Literature & Literary Studies
Writer’s Manual of Survival
“We're both interested in the history of the 20th century, but he's lived it, and I've been a spectator.” Clive James -- 31 January 2010 marks the 20th anniversary of Vitali Vitaliev’s defection from the Soviet Union to the West. In Life as a Literary Device Vitaliev offers readers not only a glimpse into how literature has affected his life, but also a survival manual for the Western world, a way of life much removed from that lived in the USSR. At once a highly entertaining account of a life that has encompassed roles as diverse as “Clive James’ Moscow man” to researcher and writer for QI and many newspapers, Life as a Literary Device is also a serious treatise on the power of literature.

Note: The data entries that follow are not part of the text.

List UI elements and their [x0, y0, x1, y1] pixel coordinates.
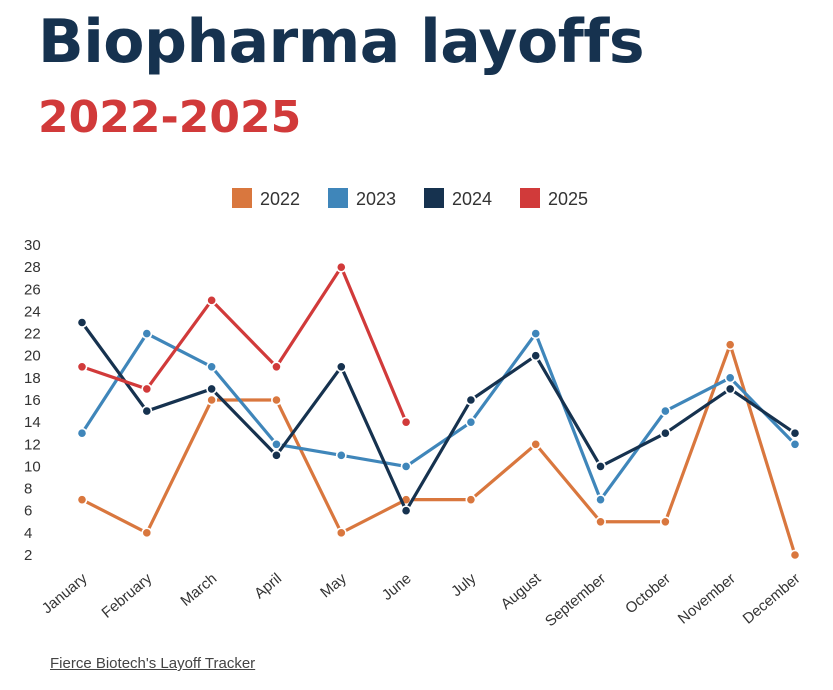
- y-tick-label: 18: [24, 370, 41, 387]
- y-tick-label: 6: [24, 503, 32, 520]
- data-point-2022[interactable]: [530, 438, 542, 450]
- data-point-2024[interactable]: [141, 405, 153, 417]
- data-point-2022[interactable]: [206, 394, 218, 406]
- legend-swatch-2025: [520, 188, 540, 208]
- source-link[interactable]: Fierce Biotech's Layoff Tracker: [50, 655, 256, 672]
- x-tick-label: May: [317, 570, 350, 602]
- data-point-2024[interactable]: [659, 427, 671, 439]
- data-point-2022[interactable]: [789, 549, 801, 561]
- y-tick-label: 24: [24, 303, 41, 320]
- x-axis: January February March April May June July Augu…: [39, 570, 804, 631]
- y-tick-label: 10: [24, 458, 41, 475]
- data-point-2024[interactable]: [789, 427, 801, 439]
- y-tick-label: 16: [24, 392, 41, 409]
- x-tick-label: September: [542, 570, 609, 630]
- data-point-2025[interactable]: [400, 416, 412, 428]
- data-point-2023[interactable]: [595, 494, 606, 506]
- y-tick-label: 2: [24, 547, 32, 564]
- data-point-2023[interactable]: [271, 438, 282, 450]
- data-point-2023[interactable]: [141, 328, 153, 339]
- series-line-2025: [80, 265, 408, 424]
- series-line-2023: [80, 331, 797, 502]
- series-2024: [76, 317, 801, 517]
- data-point-2024[interactable]: [271, 449, 282, 461]
- data-point-2023[interactable]: [400, 461, 412, 472]
- legend-swatch-2022: [232, 188, 252, 208]
- data-point-2024[interactable]: [206, 383, 218, 395]
- y-tick-label: 12: [24, 436, 41, 453]
- data-point-2022[interactable]: [76, 494, 88, 506]
- series-line-2024: [80, 320, 797, 513]
- data-point-2023[interactable]: [659, 405, 671, 417]
- data-point-2023[interactable]: [206, 361, 218, 373]
- chart-subtitle: 2022-2025: [38, 92, 302, 143]
- data-point-2023[interactable]: [724, 372, 736, 384]
- x-tick-label: October: [622, 570, 674, 617]
- y-tick-label: 30: [24, 237, 41, 254]
- y-tick-label: 26: [24, 281, 41, 298]
- data-point-2024[interactable]: [76, 317, 88, 328]
- data-point-2025[interactable]: [141, 383, 153, 395]
- data-point-2022[interactable]: [335, 527, 347, 539]
- data-point-2023[interactable]: [530, 328, 542, 339]
- legend-label-2025: 2025: [548, 189, 588, 209]
- data-point-2025[interactable]: [271, 361, 282, 373]
- y-tick-label: 14: [24, 414, 41, 431]
- series-2025: [76, 261, 412, 428]
- data-point-2025[interactable]: [335, 261, 347, 273]
- x-tick-label: November: [675, 570, 739, 628]
- series-layer: [76, 261, 801, 561]
- x-tick-label: January: [39, 570, 91, 618]
- x-tick-label: April: [251, 570, 285, 602]
- data-point-2024[interactable]: [724, 383, 736, 395]
- x-tick-label: February: [98, 570, 155, 622]
- data-point-2022[interactable]: [659, 516, 671, 528]
- data-point-2022[interactable]: [271, 394, 282, 406]
- series-line-2022: [80, 343, 797, 557]
- series-2022: [76, 339, 801, 561]
- legend: 2022 2023 2024 2025: [232, 188, 588, 209]
- data-point-2022[interactable]: [465, 494, 477, 506]
- x-tick-label: December: [740, 570, 804, 628]
- legend-label-2024: 2024: [452, 189, 492, 209]
- x-tick-label: July: [448, 570, 480, 600]
- data-point-2025[interactable]: [76, 361, 88, 373]
- x-tick-label: June: [379, 570, 415, 604]
- series-2023: [76, 328, 801, 506]
- data-point-2022[interactable]: [141, 527, 153, 539]
- data-point-2023[interactable]: [76, 427, 88, 439]
- legend-label-2022: 2022: [260, 189, 300, 209]
- data-point-2025[interactable]: [206, 294, 218, 306]
- legend-swatch-2023: [328, 188, 348, 208]
- x-tick-label: March: [177, 570, 220, 610]
- chart-title: Biopharma layoffs: [38, 7, 645, 77]
- data-point-2024[interactable]: [595, 461, 606, 472]
- x-tick-label: August: [498, 570, 545, 614]
- data-point-2023[interactable]: [335, 449, 347, 461]
- data-point-2024[interactable]: [530, 350, 542, 362]
- y-tick-label: 8: [24, 481, 32, 498]
- data-point-2024[interactable]: [335, 361, 347, 373]
- data-point-2023[interactable]: [465, 416, 477, 428]
- data-point-2023[interactable]: [789, 438, 801, 450]
- legend-label-2023: 2023: [356, 189, 396, 209]
- data-point-2022[interactable]: [595, 516, 606, 528]
- legend-swatch-2024: [424, 188, 444, 208]
- y-tick-label: 22: [24, 326, 41, 343]
- data-point-2022[interactable]: [724, 339, 736, 351]
- data-point-2024[interactable]: [465, 394, 477, 406]
- data-point-2024[interactable]: [400, 505, 412, 517]
- y-tick-label: 20: [24, 348, 41, 365]
- y-tick-label: 4: [24, 525, 32, 542]
- y-tick-label: 28: [24, 259, 41, 276]
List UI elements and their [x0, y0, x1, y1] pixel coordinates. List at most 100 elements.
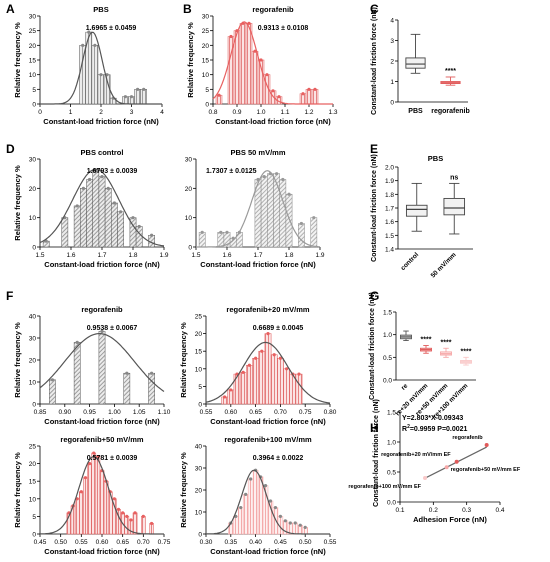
x-tick-label: 0.60 [96, 539, 109, 546]
x-axis-label: Constant-load friction force (nN) [44, 417, 160, 426]
y-axis-label: Constant-load friction force (nN) [371, 7, 378, 115]
x-tick-label: 1.5 [35, 252, 44, 259]
histogram-bar [267, 173, 274, 248]
point-label: regorafenib+20 mV/mm EF [381, 452, 451, 458]
gaussian-fit-curve [205, 469, 330, 535]
y-axis-label: Relative frequency % [13, 22, 22, 98]
x-tick-label: 0.50 [54, 539, 67, 546]
data-point-marker [137, 224, 141, 229]
data-point-marker [119, 210, 123, 214]
histogram-bar [111, 202, 118, 248]
x-tick-label: 1.2 [304, 109, 313, 116]
data-point-marker [121, 511, 125, 515]
histogram-bar [228, 522, 234, 535]
histogram-bar [99, 470, 105, 535]
data-point-marker [225, 230, 229, 234]
histogram-bar [92, 170, 100, 248]
scatter-point [444, 465, 449, 470]
x-tick-label: 0.75 [158, 539, 171, 546]
y-tick-label: 3 [390, 38, 394, 45]
y-tick-label: 30 [29, 14, 37, 21]
histogram-bar [252, 357, 259, 405]
data-point-marker [313, 87, 317, 91]
data-point-marker [75, 340, 79, 344]
x-tick-label: 1.9 [159, 252, 168, 259]
panel-letter-C: C [370, 2, 379, 16]
mean-annotation: 1.6965 ± 0.0459 [86, 25, 137, 32]
y-tick-label: 30 [202, 14, 210, 21]
x-tick-label: 0.85 [34, 409, 47, 416]
y-tick-label: 10 [185, 215, 193, 222]
x-axis-label: Constant-load friction force (nN) [210, 417, 326, 426]
x-tick-label: 1.6 [66, 252, 75, 259]
chart-title: regorafenib+50 mV/mm [60, 435, 143, 444]
histogram-bar [61, 217, 69, 248]
y-tick-label: 20 [29, 43, 37, 50]
point-label: regorafenib [452, 435, 483, 441]
x-tick-label: 0.3 [462, 507, 471, 514]
histogram-bar [140, 89, 147, 105]
histogram-bar [117, 211, 124, 248]
significance-marker: **** [445, 68, 456, 75]
y-tick-label: 0 [198, 402, 202, 409]
histogram-bar [217, 232, 225, 248]
r-squared-prefix: R [402, 426, 407, 433]
y-tick-label: 1.8 [385, 192, 394, 199]
y-tick-label: 1.6 [385, 219, 394, 226]
histogram-bar [239, 23, 247, 105]
gaussian-fit-curve [40, 455, 164, 535]
chart-title: PBS [93, 5, 108, 14]
histogram-bar [132, 512, 138, 535]
y-tick-label: 1.9 [385, 178, 394, 185]
data-point-marker [83, 476, 88, 480]
data-point-marker [99, 73, 103, 77]
chart-title: PBS [428, 154, 443, 163]
chart-title: regorafenib [252, 5, 294, 14]
y-tick-label: 20 [202, 43, 210, 50]
y-tick-label: 15 [29, 479, 37, 486]
x-tick-label: 0.2 [429, 507, 438, 514]
x-axis-label: Constant-load friction force (nN) [200, 260, 316, 269]
histogram-bar [87, 463, 92, 535]
y-tick-label: 1.5 [387, 410, 396, 417]
panel-letter-F: F [6, 289, 13, 303]
data-point-marker [293, 521, 297, 525]
data-point-marker [254, 356, 258, 360]
histogram-bar [79, 45, 87, 105]
histogram-bar [257, 476, 264, 535]
y-tick-label: 10 [29, 380, 37, 387]
mean-annotation: 0.9538 ± 0.0067 [87, 325, 138, 332]
x-tick-label: 0.70 [274, 409, 287, 416]
data-point-marker [281, 177, 285, 182]
data-point-marker [241, 370, 245, 374]
data-point-marker [129, 518, 133, 522]
y-tick-label: 2 [390, 59, 394, 66]
data-point-marker [133, 511, 137, 515]
data-point-marker [301, 92, 305, 96]
y-tick-label: 0 [32, 102, 36, 109]
data-point-marker [81, 43, 85, 47]
histogram-bar [148, 372, 155, 405]
gaussian-fit-curve [39, 333, 165, 392]
x-tick-label: 0.95 [83, 409, 96, 416]
y-tick-label: 10 [29, 72, 37, 79]
y-tick-label: 0 [390, 100, 394, 107]
histogram-bar [283, 368, 290, 405]
significance-marker: **** [441, 339, 452, 346]
x-tick-label: 1.8 [284, 252, 293, 259]
x-tick-label: 0.45 [274, 539, 287, 546]
data-point-marker [272, 353, 276, 357]
gaussian-fit-curve [40, 31, 162, 105]
data-point-marker [303, 525, 307, 530]
histogram-bar [112, 498, 117, 535]
data-point-marker [299, 221, 303, 226]
x-tick-label: 0.65 [249, 409, 262, 416]
histogram-bar [103, 480, 109, 535]
x-tick-label: 2 [99, 109, 103, 116]
histogram-bar [74, 498, 80, 535]
category-label: re [400, 382, 410, 392]
y-tick-label: 20 [195, 331, 203, 338]
x-tick-label: 0.75 [299, 409, 312, 416]
data-point-marker [129, 95, 134, 99]
histogram-bar [79, 491, 84, 535]
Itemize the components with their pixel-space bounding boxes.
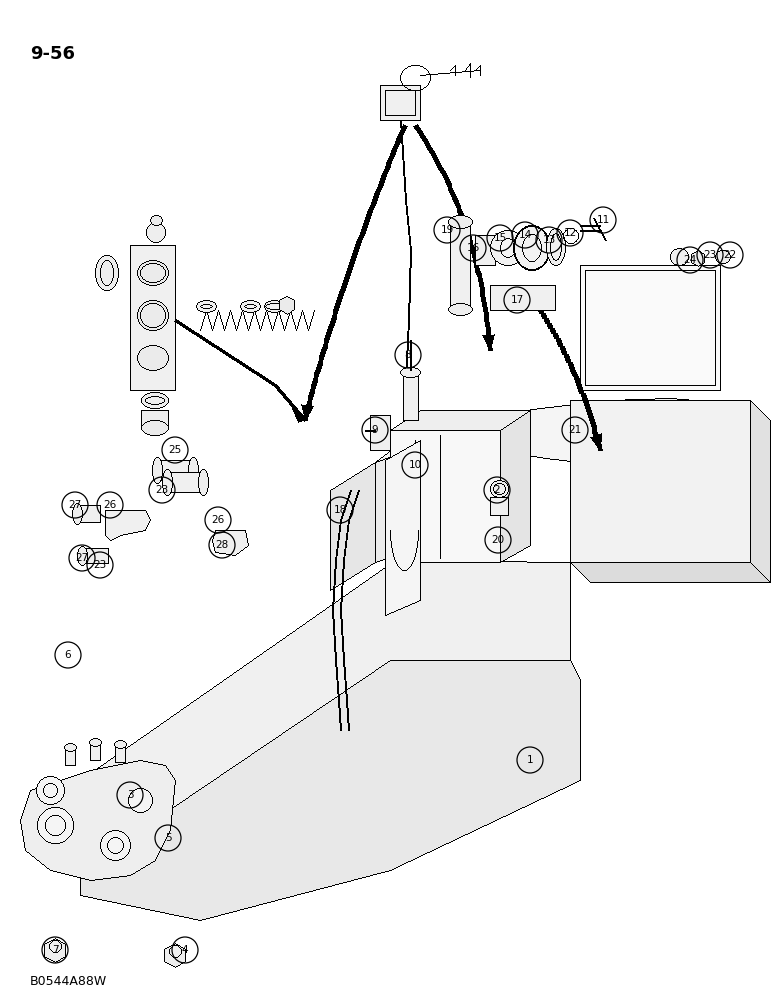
Text: 8: 8: [405, 350, 411, 360]
Text: 7: 7: [52, 945, 59, 955]
Text: 6: 6: [65, 650, 71, 660]
Text: 20: 20: [492, 535, 505, 545]
Text: 27: 27: [76, 553, 89, 563]
Text: B0544A88W: B0544A88W: [30, 975, 107, 988]
Text: 17: 17: [510, 295, 523, 305]
Text: 24: 24: [683, 255, 696, 265]
Text: 9-56: 9-56: [30, 45, 75, 63]
Text: 12: 12: [564, 228, 577, 238]
Text: 14: 14: [518, 230, 532, 240]
Text: 10: 10: [408, 460, 422, 470]
Text: 27: 27: [69, 500, 82, 510]
Text: 18: 18: [334, 505, 347, 515]
Text: 4: 4: [181, 945, 188, 955]
Text: 25: 25: [168, 445, 181, 455]
Text: 26: 26: [212, 515, 225, 525]
Text: 3: 3: [127, 790, 134, 800]
Text: 26: 26: [103, 500, 117, 510]
Text: 11: 11: [597, 215, 610, 225]
Text: 28: 28: [215, 540, 229, 550]
Text: 23: 23: [703, 250, 716, 260]
Text: 16: 16: [466, 243, 479, 253]
Text: 23: 23: [93, 560, 107, 570]
Text: 21: 21: [568, 425, 581, 435]
Text: 1: 1: [527, 755, 533, 765]
Text: 15: 15: [493, 233, 506, 243]
Text: 5: 5: [164, 833, 171, 843]
Text: 19: 19: [440, 225, 454, 235]
Text: 23: 23: [155, 485, 168, 495]
Text: 9: 9: [371, 425, 378, 435]
Text: 2: 2: [493, 485, 500, 495]
Text: 22: 22: [723, 250, 736, 260]
Text: 13: 13: [543, 235, 556, 245]
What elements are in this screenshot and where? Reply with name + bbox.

The 20th anniversary of Vitaliev’s defection highlights his profound insight into the differences of life in the West and in the Soviet Union (indeed, Vitali claims that life in the West is in many ways harsher than life under the Soviet regime) and also offers a personal lens through which to view the USSR and its eventual collapse in 1991. Life As A Literary Device is both a summation and a new beginning for Vitaliev – an analysis of how literature has helped him to survive in the modern, and Western, world.From the author: “Life as a Literary Device has neither beginning nor end; nor does it fit in with any existing literary genre: partly a memoir, partly a novel, partly a meditation, partly a poem, partly a diary, partly a dream, partly a survival kit, partly one extended metaphor…” for writer's life, i.e. indeed a 'literary device'. I keep looking back at my life: at the places I visited, the pieces I wrote and the people I met. Memory is like a scrap book – a cut-andpaste job.”